Por mais que Cássia tentasse rebaixá-la, aquele sorriso gaiato nunca se desfazia por motivo algum. Aline preferia sonhar a revidar ofensas.
O acidente aconteceu por volta as 20h00min do domingo na altura da Serra do Mar e tudo por culpa de um maldito motorista bêbado. 2º estágio do luto: encontrar um culpado, uma justificativa, ainda que nada mais pudesse trazer minha amiga de volta.
Sentei-me em um banco de madeira e um tio de Aline, um senhor alto, um pouco barrigudo e com feições de avô me ofereceu uma garrafinha de água mineral e um xineque com farofa de cuca em cima.
-Precisa comer, criança. Deve estar faminta.
-Não obrigada, senhor. Não estou com fome.
-Aceite, por favor. Nice está preocupada. Não deve ter nem mesmo almoçado.
Se é que alguém que acabou de perder a melhor amiga conseguiria sentir fome.
Marianas Franco e Oliveira mesmo já não falando com Aline havia mais de ano compareceram ao funeral com suas respectivas mães e nós nos abraçamos, tivemos uma conversa superficial antes de as garotas passarem mal ao ver Aline no caixão.

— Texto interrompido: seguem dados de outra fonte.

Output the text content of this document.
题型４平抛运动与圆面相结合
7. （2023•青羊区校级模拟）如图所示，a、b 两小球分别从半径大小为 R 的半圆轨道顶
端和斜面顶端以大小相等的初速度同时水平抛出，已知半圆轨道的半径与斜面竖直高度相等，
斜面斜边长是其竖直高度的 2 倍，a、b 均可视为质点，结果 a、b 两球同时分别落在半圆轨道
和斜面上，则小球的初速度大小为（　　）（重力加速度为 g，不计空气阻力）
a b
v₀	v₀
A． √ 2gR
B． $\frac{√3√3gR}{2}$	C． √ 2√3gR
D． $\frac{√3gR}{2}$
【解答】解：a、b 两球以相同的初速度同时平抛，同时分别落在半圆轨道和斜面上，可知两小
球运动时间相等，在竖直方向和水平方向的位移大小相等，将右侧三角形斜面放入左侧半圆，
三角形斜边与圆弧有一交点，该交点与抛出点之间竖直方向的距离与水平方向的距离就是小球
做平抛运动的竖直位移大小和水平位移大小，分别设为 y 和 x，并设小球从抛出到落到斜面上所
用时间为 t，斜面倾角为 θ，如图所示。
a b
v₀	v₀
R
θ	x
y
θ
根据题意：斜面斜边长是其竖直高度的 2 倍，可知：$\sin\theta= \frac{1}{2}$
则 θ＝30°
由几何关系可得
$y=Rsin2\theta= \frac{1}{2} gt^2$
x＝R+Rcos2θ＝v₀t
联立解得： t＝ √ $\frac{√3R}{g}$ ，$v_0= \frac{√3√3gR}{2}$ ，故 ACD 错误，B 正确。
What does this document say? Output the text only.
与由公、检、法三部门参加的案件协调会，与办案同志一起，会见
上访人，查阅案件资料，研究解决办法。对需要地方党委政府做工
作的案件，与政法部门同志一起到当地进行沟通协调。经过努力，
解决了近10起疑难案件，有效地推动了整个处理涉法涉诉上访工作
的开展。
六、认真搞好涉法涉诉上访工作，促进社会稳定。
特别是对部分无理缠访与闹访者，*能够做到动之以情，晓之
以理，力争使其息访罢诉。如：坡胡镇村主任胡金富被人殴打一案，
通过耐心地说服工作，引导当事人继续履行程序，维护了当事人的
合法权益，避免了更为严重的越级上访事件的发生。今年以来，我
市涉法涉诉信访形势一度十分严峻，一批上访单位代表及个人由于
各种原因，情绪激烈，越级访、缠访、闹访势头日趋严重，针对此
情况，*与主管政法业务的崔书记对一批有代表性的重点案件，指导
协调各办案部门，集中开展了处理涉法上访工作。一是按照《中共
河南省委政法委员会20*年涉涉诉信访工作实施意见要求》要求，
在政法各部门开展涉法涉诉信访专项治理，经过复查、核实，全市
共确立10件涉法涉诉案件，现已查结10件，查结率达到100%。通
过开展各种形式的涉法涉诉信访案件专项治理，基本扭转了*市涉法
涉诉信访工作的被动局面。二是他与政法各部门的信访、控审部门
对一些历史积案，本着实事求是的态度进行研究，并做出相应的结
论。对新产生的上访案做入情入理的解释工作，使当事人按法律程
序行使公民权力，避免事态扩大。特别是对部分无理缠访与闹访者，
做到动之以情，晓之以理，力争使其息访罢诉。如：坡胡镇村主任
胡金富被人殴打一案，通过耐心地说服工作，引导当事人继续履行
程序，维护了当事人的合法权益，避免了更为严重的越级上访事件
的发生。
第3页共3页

Aline sentiu dor? Estaria dormindo para sempre? Para onde iria?
Em analogias imensas como a dor e o azul do céu, pus-me a imaginar como seria o paraíso, este muito mais feliz pela presença de Aline que poderia brincar com outras crianças, abraçar seu pai e conversar com Deus como ela tanto adorava. Ela era outro lindo anjo que viveu 13 anos iluminando a vida de todos aqueles que conhecia. Levava uma importante parte de mim, mas jamais seria esquecida.
Eu pretendia permanecer com Aline até muito depois do cortejo, até porque Nice queria que eu passasse a noite com ela. Entretanto, mamãe surgiu pouco antes de o padre chegar para realizar a extrema-unção e sem um pingo de remorso e compostura, me surpreendeu com uma chuva de tapas, chocando aos presentes no funeral, consternados o bastante para precisar ver aquela desequilibrada desrespeitando o momento de dor daquela gente, sobretudo meu. Também perdi alguém que amava.